If $\lambda=-\mu^2<0$, we have
$$\xi(\theta)=c_9r^{\mu\theta}+c_{10}r^{-\mu\theta}.$$
$$\phi(r)=c_{11}\cos(\log(\mu r))+c_{12}\sin(\log(\mu r))$$
Then the corresponding solutions are of the form $$u(r,\theta)=(c_{11}\cos(\log(\mu r))+c_{12}\sin(\log(\mu r)))(c_9r^{\mu\theta}+c_{10}r^{-\mu\theta})$$
My Stacked Part
i) When does a solution exists ? Why?
ii) How can I find the solution by applying the boundary condition? What is the solution?
I am new in Laplacian equations. Could you flesh something out pls.?
Thanks.
Best Answer
You've got a good start here. Here are some observations that should help you complete the solution:
$u(r,0) = u(r, 2\pi)$ and $\partial u/\partial \theta|_{(r,0)} = \partial u/\partial \theta|_{(r,2\pi)}$ for all $r$, since $\theta = 0$ and $\theta = 2 \pi$ correspond to the same point in your domain. This places constraints on the form of your function $\xi(\theta)$, and allows you to eliminate the vast majority of the possible values for $\lambda$ that you've listed above.
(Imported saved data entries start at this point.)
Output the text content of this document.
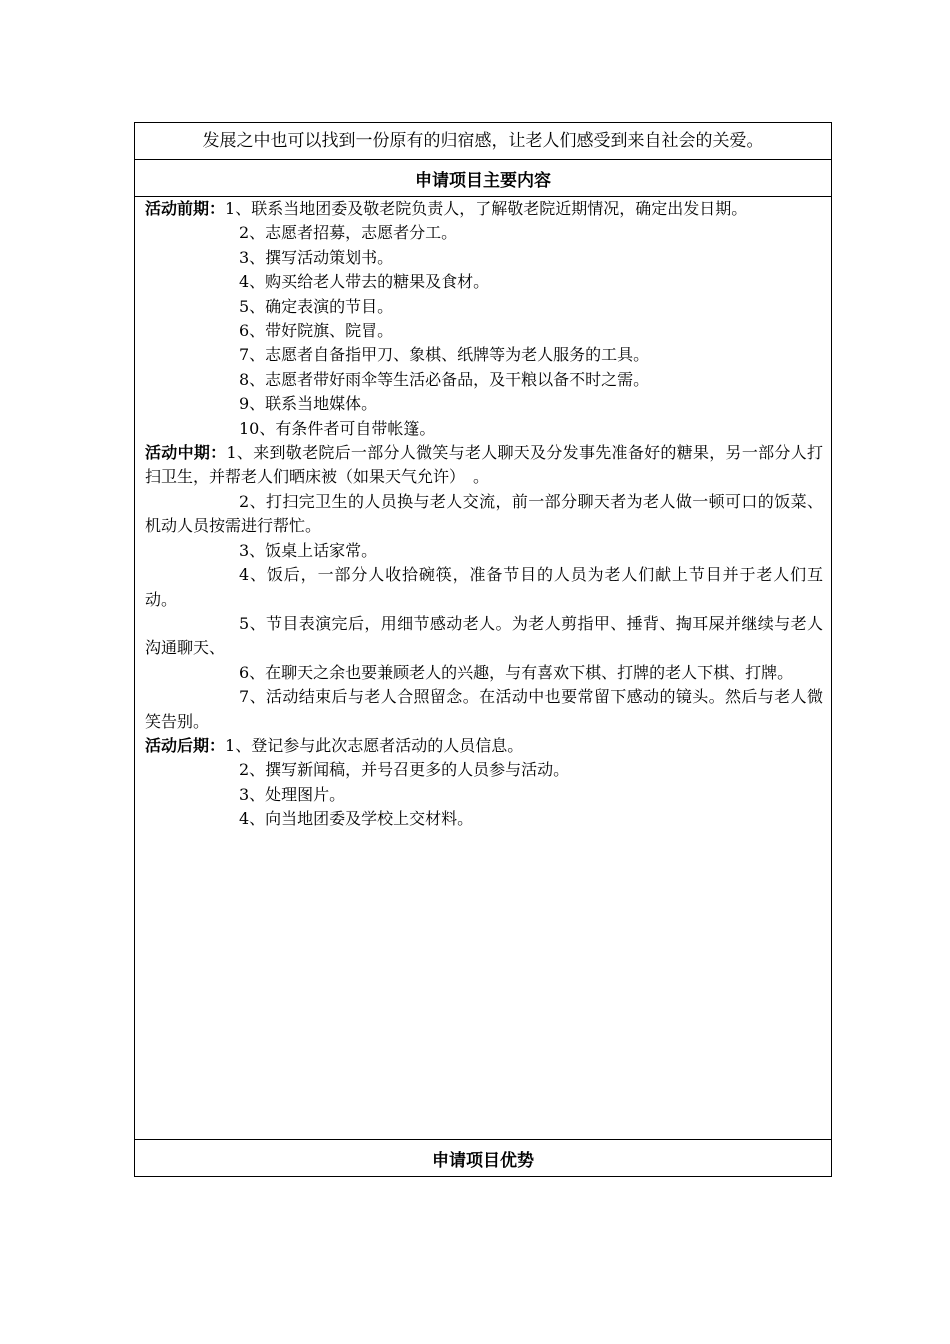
发展之中也可以找到一份原有的归宿感，让老人们感受到来自社会的关爱。
申请项目主要内容

活动前期：1、联系当地团委及敬老院负责人，了解敬老院近期情况，确定出发日期。

2、志愿者招募，志愿者分工。

3、撰写活动策划书。

4、购买给老人带去的糖果及食材。

5、确定表演的节目。

6、带好院旗、院冒。

7、志愿者自备指甲刀、象棋、纸牌等为老人服务的工具。

8、志愿者带好雨伞等生活必备品，及干粮以备不时之需。

9、联系当地媒体。

10、有条件者可自带帐篷。

活动中期：1、来到敬老院后一部分人微笑与老人聊天及分发事先准备好的糖果，另一部分人打扫卫生，并帮老人们晒床被（如果天气允许）　。

2、打扫完卫生的人员换与老人交流，前一部分聊天者为老人做一顿可口的饭菜、机动人员按需进行帮忙。

3、饭桌上话家常。

4、饭后，一部分人收拾碗筷，准备节目的人员为老人们献上节目并于老人们互动。

5、节目表演完后，用细节感动老人。为老人剪指甲、捶背、掏耳屎并继续与老人沟通聊天、

6、在聊天之余也要兼顾老人的兴趣，与有喜欢下棋、打牌的老人下棋、打牌。

7、活动结束后与老人合照留念。在活动中也要常留下感动的镜头。然后与老人微笑告别。

活动后期：1、登记参与此次志愿者活动的人员信息。

2、撰写新闻稿，并号召更多的人员参与活动。

3、处理图片。

4、向当地团委及学校上交材料。

申请项目优势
$u(0,\theta)$ must be a finite value. This allows you to eliminate quite a few of the possible forms for $\phi(r)$ that remain after you've done the previous step.
Recall the trig identity that $\cos^2 \theta = \frac{1}{2} + \frac{1}{2} \cos 2 \theta$.